The local HRC market in Taiwan has been supported by the latest news from the main steel producer in the country China Steel Corporation (CSC) about a sharp increase in its prices for May deliveries. Nevertheless, the tradable prices in Taiwan have still been lagging behind the global market, and so exports of flat steel products will remain firm from Taiwan in the near future.
On April 15, CSC has announced an increase in its HR sheet and HR coils prices by NTD 2,000/mt ($71/mt) and NTD 2,500/mt ($88/mt), respectively. “In order to consolidate the competitiveness of downstream industries, CSC always adopts a steady and moderate pricing strategy. However, compared to international steel prices, CSC’s prices are significantly behind… by as much as $100-200 per metric ton,” the company stated, explaining its latest price increase.
The company’s plate prices have been raised by NTD 2,000/mt ($71/mt). Prices for CRC and HDG have increased by NTD 2,300/mt ($81/mt) and NTD 2,500/mt ($88/mt), respectively.
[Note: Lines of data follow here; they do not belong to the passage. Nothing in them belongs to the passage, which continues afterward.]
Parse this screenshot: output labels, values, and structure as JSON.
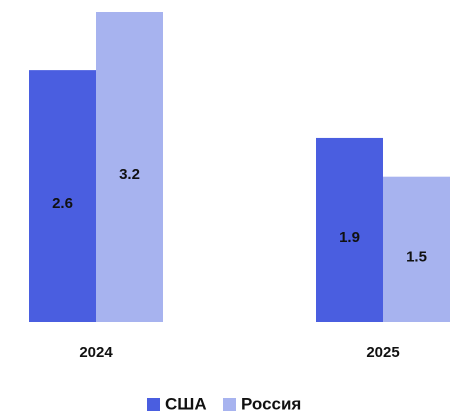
{
  "chart_data": {
    "type": "bar",
    "categories": [
      "2024",
      "2025"
    ],
    "series": [
      {
        "name": "США",
        "color": "#4a5ee0",
        "values": [
          2.6,
          1.9
        ]
      },
      {
        "name": "Россия",
        "color": "#a7b3ef",
        "values": [
          3.2,
          1.5
        ]
      }
    ],
    "legend": "bottom"
  }
}
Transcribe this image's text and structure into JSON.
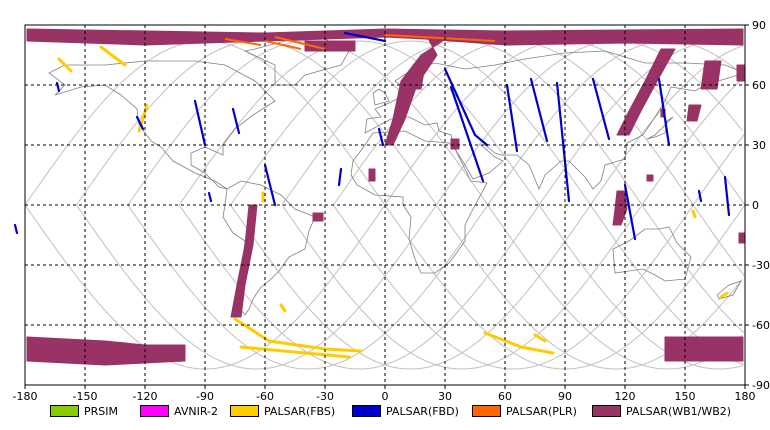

Nevertheless, even after the hike, prices in the local HRC market in Taiwan have remained among the lowest in the Asian region. According to a re-roller from Taiwan, the tradable levels of most producers are still as much as $30/mt below the $900/mt ex-works mark. “We sold at $900-920/mt FOB in the export market. Our local market is very bad,” a local source said.